Investing.com - Oil prices fell on Tuesday, snapping eight day of gains in what was the longest unbroken rally in more than five years as many traders closed positions ahead of the U.S. Independence Day holiday.
U.S. crude futures were at $46.91 a barrel by 04.30 AM ET (08.30 GMT), down 16 cents or 0.34%. U.S. crude closed up $1.03 or 2.2% at $47.07 a barrel on Monday.
Brent crude futures on the ICE Futures Exchange in London were at $49.52, off 17 cents or 0.34%. In the previous session Brent closed up 91 cents or 1.9% at $49.68 a barrel.
Oil slipped lower as traders took profits in the wake of the longest stretch of daily gains since February 2012 after data last week indicating that U.S. oil output is moderating.

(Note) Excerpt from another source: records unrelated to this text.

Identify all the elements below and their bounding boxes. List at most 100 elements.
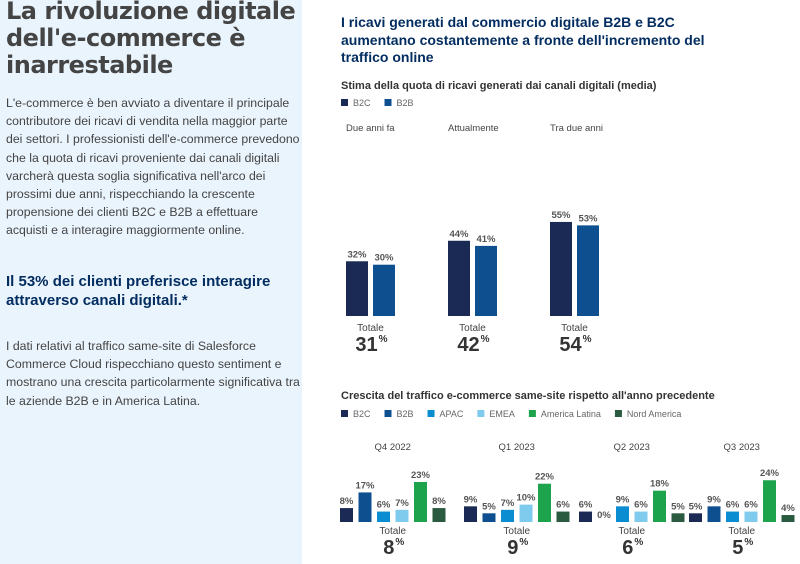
data-label: 17% [355,480,375,491]
bar [448,240,470,316]
bar [556,511,570,522]
bar [577,225,599,316]
bar [634,511,648,522]
legend-label: B2B [397,98,414,108]
data-label: 18% [650,479,670,490]
data-label: 32% [347,249,367,260]
category-label: Attualmente [448,123,499,134]
bar [358,492,372,522]
data-label: 9% [616,494,630,505]
bar [414,481,427,522]
bar [501,509,514,522]
bar [395,509,409,522]
data-label: 44% [449,229,469,240]
left-panel: La rivoluzione digitale dell'e-commerce … [0,0,302,564]
bar [340,508,353,522]
data-label: 4% [781,503,795,514]
data-label: 41% [476,234,496,245]
category-label: Q3 2023 [724,442,760,453]
legend-swatch [614,410,622,417]
legend-swatch [384,410,392,417]
data-label: 6% [744,500,758,511]
data-label: 9% [707,494,721,505]
bar [726,511,739,522]
bar [538,483,551,522]
legend-swatch [341,410,348,417]
category-label: Q4 2022 [375,442,411,453]
stat-highlight: Il 53% dei clienti preferisce interagire… [6,273,271,309]
traffic-paragraph: I dati relativi al traffico same-site di… [6,339,300,408]
total-value: 8 [383,537,394,559]
bar [475,245,497,316]
legend-label: APAC [440,409,464,419]
legend-swatch [341,99,348,106]
total-unit: % [379,334,388,345]
data-label: 6% [377,500,391,511]
bar [346,261,368,316]
bar [707,506,721,522]
category-label: Q2 2023 [614,442,650,453]
legend-label: Nord America [627,409,682,419]
total-unit: % [395,537,404,548]
bar [689,513,702,522]
bar [550,221,572,316]
total-value: 31 [355,334,377,356]
total-value: 42 [457,334,479,356]
data-label: 5% [689,501,703,512]
total-unit: % [634,537,643,548]
bar [377,511,390,522]
data-label: 8% [340,496,354,507]
legend-swatch [384,99,392,106]
total-value: 9 [507,537,518,559]
data-label: 7% [501,498,515,509]
legend-label: America Latina [541,409,601,419]
chart-title: Stima della quota di ricavi generati dai… [341,80,657,92]
data-label: 24% [760,468,780,479]
legend-swatch [528,410,536,417]
data-label: 22% [535,472,555,483]
bar [653,490,666,522]
chart-title: Crescita del traffico e-commerce same-si… [341,390,715,402]
total-unit: % [744,537,753,548]
bar [671,513,685,522]
category-label: Q1 2023 [499,442,535,453]
category-label: Tra due anni [550,123,603,134]
bar [519,504,533,522]
total-label: Totale [618,526,645,537]
total-value: 5 [732,537,743,559]
legend-label: EMEA [489,409,515,419]
data-label: 10% [516,493,536,504]
data-label: 6% [634,500,648,511]
data-label: 55% [551,210,571,221]
bar [763,480,776,522]
total-label: Totale [503,526,530,537]
legend-swatch [427,410,435,417]
total-label: Totale [459,323,486,334]
bar [781,515,795,522]
total-label: Totale [728,526,755,537]
data-label: 5% [482,501,496,512]
data-label: 30% [374,253,394,264]
data-label: 6% [726,500,740,511]
section-title: I ricavi generati dal commercio digitale… [341,14,705,65]
data-label: 23% [411,470,431,481]
data-label: 6% [556,500,570,511]
category-label: Due anni fa [346,123,395,134]
legend-label: B2B [397,409,414,419]
legend-swatch [477,410,485,417]
intro-paragraph: L'e-commerce è ben avviato a diventare i… [6,96,300,238]
data-label: 53% [578,213,598,224]
total-unit: % [519,537,528,548]
total-label: Totale [379,526,406,537]
data-label: 7% [395,498,409,509]
data-label: 9% [464,494,478,505]
bar [373,264,395,316]
data-label: 5% [671,501,685,512]
bar [482,513,496,522]
bar [616,506,629,522]
total-value: 54 [559,334,582,356]
total-label: Totale [561,323,588,334]
bar [579,511,592,522]
data-label: 0% [597,510,611,521]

Energy services firm Baker Hughes on Friday reported that the number of active U.S. rigs drilling for oil fell by two, the first decline in six months.
Despite the drop in drilling the total rig count was still more than double the 341 rigs in the same week a year ago the firm said.
The report came after figures from the U.S. Energy Information Administration showing that output fell by 24,000 barrels per day in April, the first drop this year.
But oil markets remain oversupplied despite output cuts brokered by the Organization of the Petroleum Exporting Countries.
In May, OPEC and some non-OPEC producers extended a deal to cut 1.8 million barrels per day in supply until March 2018.
Its efforts have been undermined by rising shale production in the U.S. and increased production by Libya and Nigeria, who are exempt from the production cuts.
Elsewhere on Nymex, gasoline futures were down 0.63% to $1.525 a gallon, while heating oil edged down to $1.509 a gallon.
Natural gas futures were at $2.962 per million British thermal units.